Exports may not resume until the end of the year.
“We’re in a bit of a crisis,” says Seth Berkley, who heads GAVI. COVAX will be 190 million doses short by the end of June.
“We’re now trying to fill that hole,” he says. As of 23 May, 125 countries had received just 68 million vaccine doses from COVAX.
Expanding production:
To date, all manufacturers combined have distributed fewer than 2 billion doses of COVID-19 vaccines, most of which require two shots. But much more vaccine is on its way.
Many of the 14 manufacturers of authorized products continue to build new plants, contract with other manufacturers, and iron out production glitches.Pfizer and BioNTech hope to produce about 3 billion doses by year’s end, one-third of which they plan to offer to COVAX or directly to low-and middle-income countries. Moderna has ramped up to 1 billion.
Three billion more doses could come from the conglomerate organized by AstraZeneca and Oxford, which includes Serum and several other vaccinemakers.
Three China-based companies say they can collectively pump out 3 billion doses of their vaccines this year, and Johnson & Johnson hopes to add another 1 billion doses of its single-shot vaccine.
Some 850 million doses of the Russian Sputnik V vaccine could come from the Gamaleya Research Institute of Epidemiology and Microbiology and its contract manufacturers.
And companies such as Novavax, CureVac, and Clover Biopharmaceuticals all have vaccines in efficacy trials and are hoping for market authorizations in the months ahead.
Sharing knowledge:
Allowing more companies to follow the vaccine recipes developed — and sometimes fiercely protected — by a few could also boost output. AstraZeneca and Oxford provided a license for their vaccine to Serum, and then helped the company learn to manufacture it in India, an intensive process known as technology transfer.
Most vaccine companies have shied away from such deals, however.
Building plants worldwide:
Freeing up IP could allow existing plants to produce vaccines that are now off-limits. But in the long term, additional manufacturing plants will be needed to serve the needs of the have-nots—not just for this pandemic, but for future ones as well.

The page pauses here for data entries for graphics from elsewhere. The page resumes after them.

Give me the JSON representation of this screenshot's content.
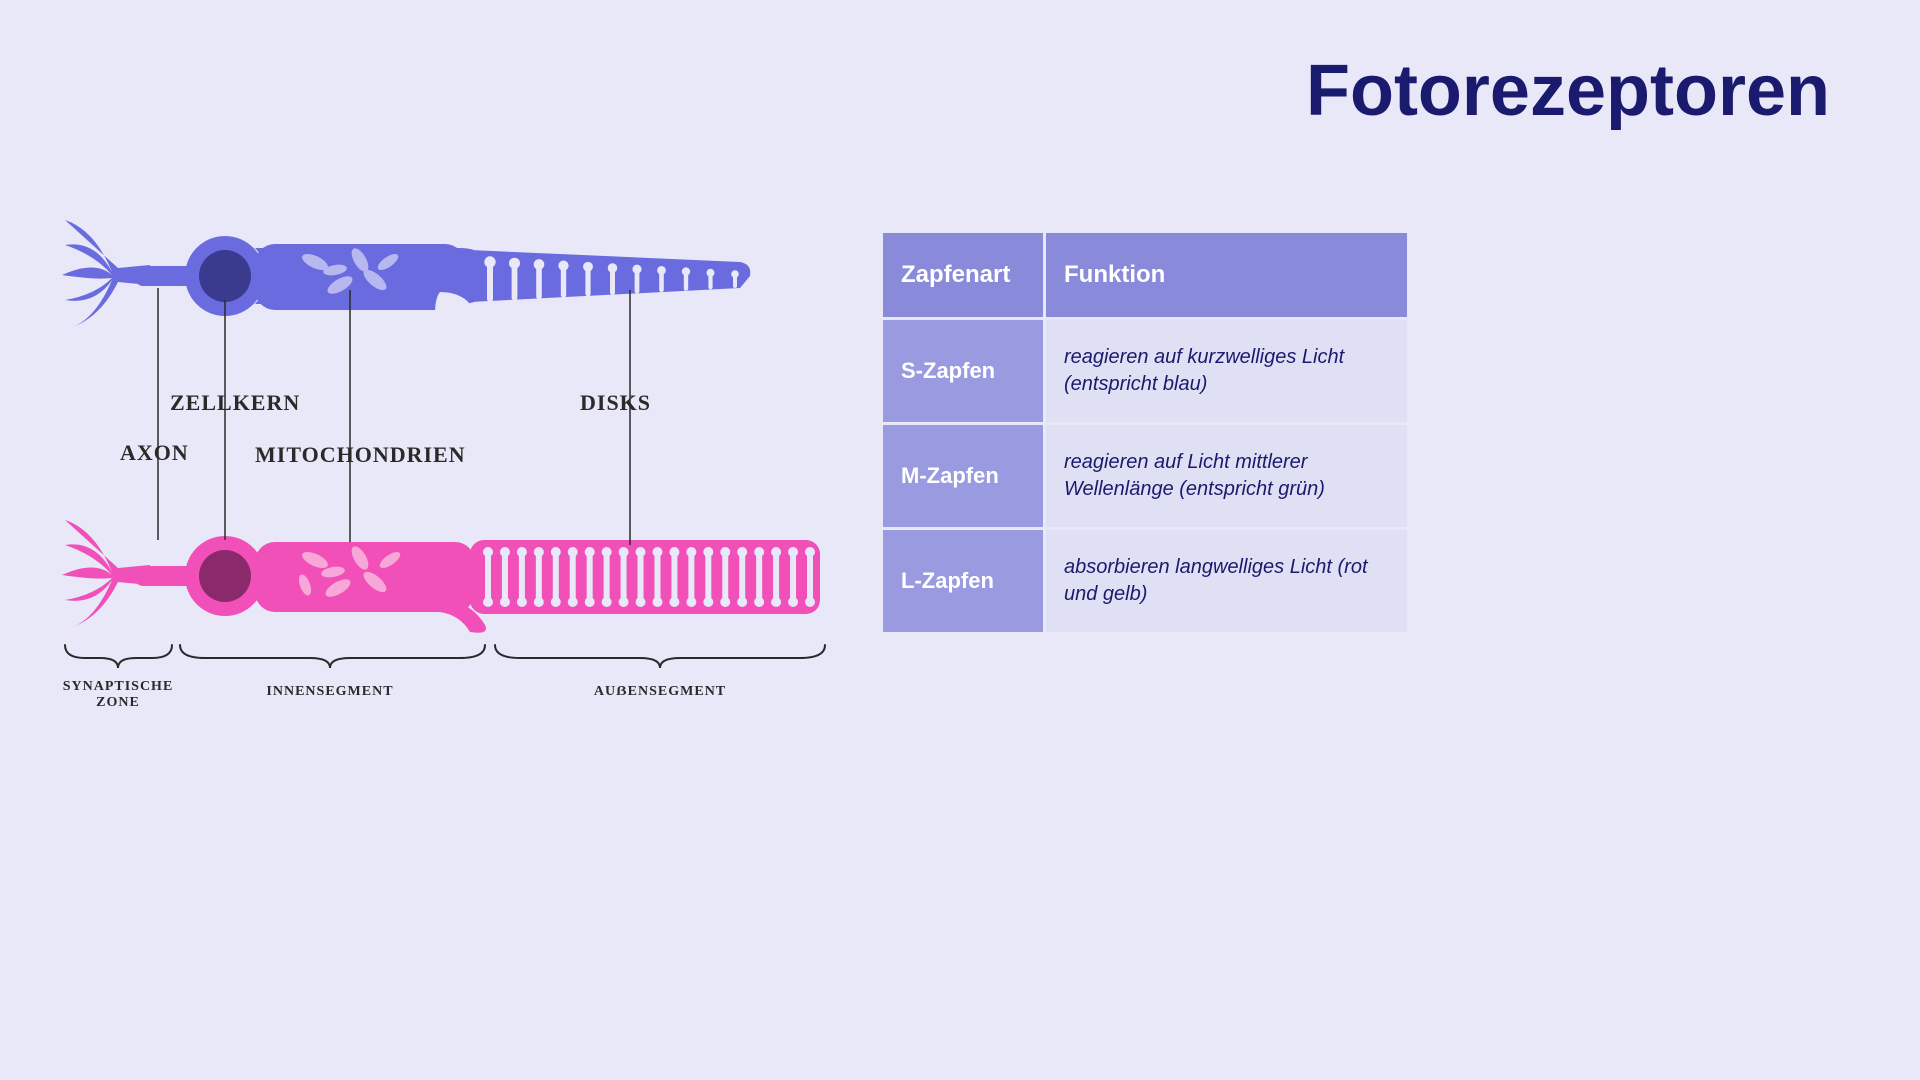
{
  "title": "Fotorezeptoren",
  "background_color": "#e8e8f8",
  "title_color": "#1a1a6e",
  "title_fontsize": 72,
  "diagram": {
    "cells": {
      "top": {
        "fill": "#6b6be0",
        "nucleus_fill": "#3a3a8e",
        "mito_fill": "#b8b8f0",
        "outer_count": 11
      },
      "bottom": {
        "fill": "#f050b8",
        "nucleus_fill": "#8a2a6a",
        "mito_fill": "#f8a8d8",
        "outer_count": 20
      }
    },
    "labels": {
      "axon": "AXON",
      "zellkern": "ZELLKERN",
      "mitochondrien": "MITOCHONDRIEN",
      "disks": "DISKS",
      "synaptische": "SYNAPTISCHE ZONE",
      "innensegment": "INNENSEGMENT",
      "aussensegment": "AUẞENSEGMENT"
    },
    "label_fontsize": 22,
    "small_label_fontsize": 14
  },
  "table": {
    "header_bg": "#8a8adb",
    "left_bg": "#9a9ae0",
    "right_bg": "#e0e0f5",
    "header_color": "#ffffff",
    "text_color": "#1a1a6e",
    "columns": [
      "Zapfenart",
      "Funktion"
    ],
    "rows": [
      [
        "S-Zapfen",
        "reagieren auf kurzwelliges Licht (entspricht blau)"
      ],
      [
        "M-Zapfen",
        "reagieren auf Licht mittlerer Wellenlänge (entspricht grün)"
      ],
      [
        "L-Zapfen",
        "absorbieren langwelliges Licht (rot und gelb)"
      ]
    ]
  }
}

COVID-19 variants and waning immunity to the virus each could create an annual need for several billion vaccine doses. And if a new disease surfaces, the world could find itself again needing billions of doses of new vaccines.The inequitable way COVID-19 vaccines have been rolled out underscores the limits of a system that concentrates manufacturing power in a few locations, says Leena Menghaney, who heads Doctors Without Borders’s Access Campaign for South-East Asia.
The bulk of COVID-19 vaccine doses so far have been made in the United States, China, India, and Europe—and all have felt pressured to vaccinate their own people first.
“Once we’re done with ours we’ll give it to you: That argument is very much in your face and it’s the subtext of the whole conversation,” Menghaney says.
End point from Mark Feinberg, who heads the International Aids Vaccine Initiative:
“The challenge that’s being taken on here is unprecedented: You want to vaccinate everyone on the planet. That has never been done before … You might say: If we do this in 3 years that’s an accomplishment that is unprecedented in the history of the human race. But if you actually think about the tragedy that COVID is imposing, that seems like a really long, long time.”
And here we are…in context of my fear stated above — ‘No part of the world can feel safe if the pandemic rages on elsewhere…‘
(Illustration out front: A pix of me right-after getting my first Pfizer dose in March — got the second jab less than a month later, unlike a way-shitload of people around the world).